第三に、農地委員会が本件土地を買収するに際しこれを学校敷地とする目的で買収したかどうかの点を検べてみよう。農地委員会が右敷地選定に積極的に関与していたことは前認定のとおりであるが、証人足立聰(第一、二回)の証言によれば、春日井市市長が農地委員会に対し学校敷地に該当する農地の買収代金及び小作人の作離れ料の増額を請求したところ、農地委員会はこれを拒絶し、土地代金は農地価格によることにしたこと及び当時地元及び市には充分な学校建設資金がなく、軍の建物の払下等により経費の節約をはかろうとしていたこと等の事情が認められ、又証人石黒広吉、同名倉仙吉、同落合はな(第一、二回)の各証言によれば、敷地となつた農地の耕作者に対してはそれぞれ換地が提供され、右換地を拒絶した小作人落合はなに対しては一反一万円の割合の作離れ料が支給されたことが明かであり、これらの事情と本件土地と同時に買収された農地につき現実に小作人に売渡された事例の存しなかつたことや、前記認定の買収から校舎建築までにわずか六ケ月の期間しかなかつたこと等を併せ考えると、本件土地の買収は全く学校敷地獲得のための手段として行われたものと断定して差支えない。

そこで最後に、学校敷地獲得のための手段として(それのみのための手段として)農地買収処分がなされた場合、その効力如何について判断する。自創法第三条による買収は、同法第一条において宣明されているように、自作農の創設等による農業生産力の発展と農村における民主的傾向の促進のための施策の一環として、その目的に奉仕する範囲においてのみ強行することが許され、農地買収機関もその限度においてのみ買収の権限を行使しうるものである。

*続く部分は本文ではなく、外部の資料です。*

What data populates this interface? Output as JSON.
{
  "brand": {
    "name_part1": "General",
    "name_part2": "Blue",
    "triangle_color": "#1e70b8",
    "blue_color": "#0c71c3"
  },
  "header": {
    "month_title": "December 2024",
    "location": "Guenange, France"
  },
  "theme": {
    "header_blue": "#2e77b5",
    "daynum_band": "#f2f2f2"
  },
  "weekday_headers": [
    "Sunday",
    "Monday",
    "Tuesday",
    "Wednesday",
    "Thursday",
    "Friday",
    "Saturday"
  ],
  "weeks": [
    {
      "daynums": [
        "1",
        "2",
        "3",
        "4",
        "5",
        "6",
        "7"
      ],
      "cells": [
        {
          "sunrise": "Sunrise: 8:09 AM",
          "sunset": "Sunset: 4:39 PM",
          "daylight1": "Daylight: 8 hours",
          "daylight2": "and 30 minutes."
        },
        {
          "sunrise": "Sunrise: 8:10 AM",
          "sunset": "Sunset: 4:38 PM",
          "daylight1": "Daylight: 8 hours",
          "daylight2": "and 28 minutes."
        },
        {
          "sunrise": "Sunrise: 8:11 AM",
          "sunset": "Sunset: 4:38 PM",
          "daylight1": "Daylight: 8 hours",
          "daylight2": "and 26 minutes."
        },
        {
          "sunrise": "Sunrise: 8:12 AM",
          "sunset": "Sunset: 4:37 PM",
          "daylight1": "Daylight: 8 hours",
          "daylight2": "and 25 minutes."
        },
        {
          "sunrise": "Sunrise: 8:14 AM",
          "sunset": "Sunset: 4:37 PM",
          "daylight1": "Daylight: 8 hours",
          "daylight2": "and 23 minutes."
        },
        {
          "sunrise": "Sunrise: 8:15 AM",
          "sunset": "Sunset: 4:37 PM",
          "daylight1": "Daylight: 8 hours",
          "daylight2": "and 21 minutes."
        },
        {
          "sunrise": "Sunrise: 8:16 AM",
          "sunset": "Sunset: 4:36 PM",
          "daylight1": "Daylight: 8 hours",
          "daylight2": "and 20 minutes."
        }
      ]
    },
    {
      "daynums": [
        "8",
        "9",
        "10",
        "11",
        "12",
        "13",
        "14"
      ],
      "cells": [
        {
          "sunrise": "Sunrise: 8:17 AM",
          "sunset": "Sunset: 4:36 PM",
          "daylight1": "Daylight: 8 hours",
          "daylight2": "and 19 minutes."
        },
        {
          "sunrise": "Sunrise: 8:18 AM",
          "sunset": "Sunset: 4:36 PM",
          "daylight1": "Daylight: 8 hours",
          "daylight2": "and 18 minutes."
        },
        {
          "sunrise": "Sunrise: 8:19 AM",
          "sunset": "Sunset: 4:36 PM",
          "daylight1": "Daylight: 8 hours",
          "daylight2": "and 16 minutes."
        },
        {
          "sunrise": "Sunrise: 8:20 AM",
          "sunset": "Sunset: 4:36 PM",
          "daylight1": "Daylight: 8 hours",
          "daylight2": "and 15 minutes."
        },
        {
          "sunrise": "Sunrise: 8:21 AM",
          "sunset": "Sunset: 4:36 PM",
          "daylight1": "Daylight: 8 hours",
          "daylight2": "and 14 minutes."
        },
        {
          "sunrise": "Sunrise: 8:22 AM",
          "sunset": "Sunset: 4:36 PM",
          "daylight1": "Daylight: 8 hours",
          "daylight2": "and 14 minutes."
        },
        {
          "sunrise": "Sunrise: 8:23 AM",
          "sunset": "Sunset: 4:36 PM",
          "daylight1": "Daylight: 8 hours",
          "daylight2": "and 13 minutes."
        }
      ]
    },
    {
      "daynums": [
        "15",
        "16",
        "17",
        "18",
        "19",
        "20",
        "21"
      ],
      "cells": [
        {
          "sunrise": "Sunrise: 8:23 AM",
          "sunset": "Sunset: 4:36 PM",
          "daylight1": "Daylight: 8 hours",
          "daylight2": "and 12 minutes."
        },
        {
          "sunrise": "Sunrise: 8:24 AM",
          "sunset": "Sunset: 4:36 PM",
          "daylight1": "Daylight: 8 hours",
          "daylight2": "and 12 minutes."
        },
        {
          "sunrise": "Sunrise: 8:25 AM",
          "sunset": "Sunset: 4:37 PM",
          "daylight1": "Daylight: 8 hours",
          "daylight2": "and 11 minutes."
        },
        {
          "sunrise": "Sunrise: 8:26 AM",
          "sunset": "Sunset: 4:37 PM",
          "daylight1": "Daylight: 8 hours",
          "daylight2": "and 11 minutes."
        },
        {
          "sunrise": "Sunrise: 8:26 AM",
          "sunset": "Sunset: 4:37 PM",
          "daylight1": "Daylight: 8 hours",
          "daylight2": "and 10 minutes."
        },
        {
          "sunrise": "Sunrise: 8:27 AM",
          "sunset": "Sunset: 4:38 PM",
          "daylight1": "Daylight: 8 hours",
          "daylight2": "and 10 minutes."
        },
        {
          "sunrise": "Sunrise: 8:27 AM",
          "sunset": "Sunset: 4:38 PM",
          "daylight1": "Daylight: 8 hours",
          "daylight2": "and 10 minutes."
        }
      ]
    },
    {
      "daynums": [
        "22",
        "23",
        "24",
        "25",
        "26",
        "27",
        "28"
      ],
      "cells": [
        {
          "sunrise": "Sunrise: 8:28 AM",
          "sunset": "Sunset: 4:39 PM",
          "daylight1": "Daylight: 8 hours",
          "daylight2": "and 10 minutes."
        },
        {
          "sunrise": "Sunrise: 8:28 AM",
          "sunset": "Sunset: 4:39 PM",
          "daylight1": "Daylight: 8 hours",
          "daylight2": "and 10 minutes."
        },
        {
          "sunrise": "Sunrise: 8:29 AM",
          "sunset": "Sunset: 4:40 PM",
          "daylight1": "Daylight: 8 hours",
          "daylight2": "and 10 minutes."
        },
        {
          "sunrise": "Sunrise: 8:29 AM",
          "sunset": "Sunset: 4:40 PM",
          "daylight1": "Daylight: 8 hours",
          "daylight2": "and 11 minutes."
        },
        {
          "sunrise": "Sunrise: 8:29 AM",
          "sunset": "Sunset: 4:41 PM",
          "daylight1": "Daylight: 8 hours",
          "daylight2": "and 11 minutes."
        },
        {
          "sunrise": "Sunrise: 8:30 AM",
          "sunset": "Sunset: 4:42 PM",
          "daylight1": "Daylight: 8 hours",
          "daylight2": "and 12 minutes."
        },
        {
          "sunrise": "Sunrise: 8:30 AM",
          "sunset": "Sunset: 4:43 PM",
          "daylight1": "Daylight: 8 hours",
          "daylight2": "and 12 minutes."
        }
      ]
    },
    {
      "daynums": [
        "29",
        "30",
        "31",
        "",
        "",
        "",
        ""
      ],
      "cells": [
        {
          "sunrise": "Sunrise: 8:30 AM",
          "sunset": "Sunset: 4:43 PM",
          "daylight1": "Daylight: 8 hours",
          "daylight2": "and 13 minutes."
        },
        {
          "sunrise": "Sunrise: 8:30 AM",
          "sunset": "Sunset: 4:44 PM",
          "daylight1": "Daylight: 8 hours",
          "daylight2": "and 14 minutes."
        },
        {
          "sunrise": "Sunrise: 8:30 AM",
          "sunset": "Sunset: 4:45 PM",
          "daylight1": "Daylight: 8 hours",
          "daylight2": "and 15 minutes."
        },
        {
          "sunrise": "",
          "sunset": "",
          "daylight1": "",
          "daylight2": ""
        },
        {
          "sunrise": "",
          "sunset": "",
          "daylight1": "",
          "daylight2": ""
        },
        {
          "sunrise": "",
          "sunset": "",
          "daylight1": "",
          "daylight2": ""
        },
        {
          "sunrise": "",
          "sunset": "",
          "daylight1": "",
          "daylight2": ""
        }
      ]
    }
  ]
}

従つて、学校敷地獲得の目的をもつて農地を買収することは明かに違法であり、とうていこれを有効なものとは考えることはできない。故に本件の場合、たとえその処分が形式上一応適法な手続を履んでなされたとしても、実質的に観察して右は農地買収機関の権限外の行為として、当然に無効なものと解するを相当としよう。

よつて原告の本訴請求はその理由があるからこれを認容し、訴訟費用の負担につき民事訴訟法第八十九条を適用して主文のとおり判決する次第である。